The Stone Diaries by Carol Shields was an impulse read; I realised that I hadn’t brought quite enough books to the beach house with me, and so chose it from one of the shelves there. I’m pretty sure I’ve read Shields before, in a CanLit class in university, but hadn’t encountered this particular novel. It follows the life of Daisy Goodwill Flett, from her birth on the Canadian prairie to her death as an old woman in Florida. I found it very moving and it made me want to do a lot better at keeping up with my own journaling.

Little Bee was the other novel I read in May. I won’t say much about it — indeed, its cover copy enjoins me not to ruin the surprise. But it was an engrossing, beautifully crafted, gutting read — you’ll just have to find out why for yourselves. (Seriously. This is one to pick up.) I’ll be reading more Chris Cleave books in the future.

Finally, two books of memoir/theology, the first of which was Sarah Bessey‘s Jesus Feminist.

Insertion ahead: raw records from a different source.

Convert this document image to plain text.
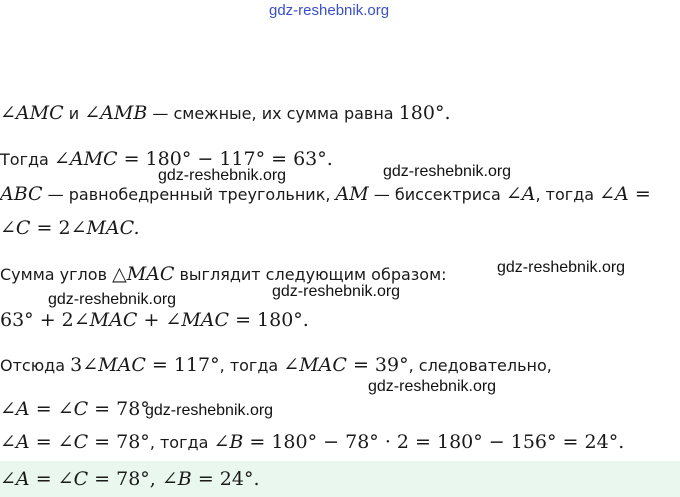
gdz-reshebnik.org
∠AMC и ∠AMB — смежные, их сумма равна 180°.
Тогда ∠AMC = 180° − 117° = 63°.
ABC — равнобедренный треугольник, AM — биссектриса ∠A, тогда ∠A =
∠C = 2∠MAC.
Сумма углов △MAC выглядит следующим образом:
63° + 2∠MAC + ∠MAC = 180°.
Отсюда 3∠MAC = 117°, тогда ∠MAC = 39°, следовательно,
∠A = ∠C = 78°
∠A = ∠C = 78°, тогда ∠B = 180° − 78° · 2 = 180° − 156° = 24°.
∠A = ∠C = 78°, ∠B = 24°.
gdz-reshebnik.org
gdz-reshebnik.org
gdz-reshebnik.org
gdz-reshebnik.org
gdz-reshebnik.org
gdz-reshebnik.org
gdz-reshebnik.org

I actually had picked up Jesus Feminist back in March or April — I forget which — but ended up putting it down so that I could finish Winston Graham’s Poldark series (sorry, Sarah). I think it must have been April. So my reading of Jesus Feminist was a little scattered and I had some trouble picking up the threads when I determined to get it out of my to-read pile this month. But I liked it; I don’t agree with all of her theological positions (or resonate with a lot of her experiences) but it was a thoughtful and well-written book that I can see being pretty helpful to people, especially women who have been wounded by the church (in ways that I personally haven’t been, but others certainly have). Don’t let the F word in the title throw you off too much.

Finally we come to Lynn K. Wilder‘s Unveiling Grace: The Story of How We Left the Mormon Church. I’ve recently started to get to know a Mormon mom in my neighbourhood — we meet up at the playground from time to time — and I wanted to learn more about the LDS Church. This was a great resource and a compelling read. I’ve also picked up her slimmer Seven Reasons We Left Mormonism which is more theological and less memoir-y — that one will have to wait until June, though.

So You Want to Talk About Race was already treated in its own post.

And that’s it for May! Tune in next month to see if I manage to finish … And Ladies of the Club in anything approaching a reasonable amount of time!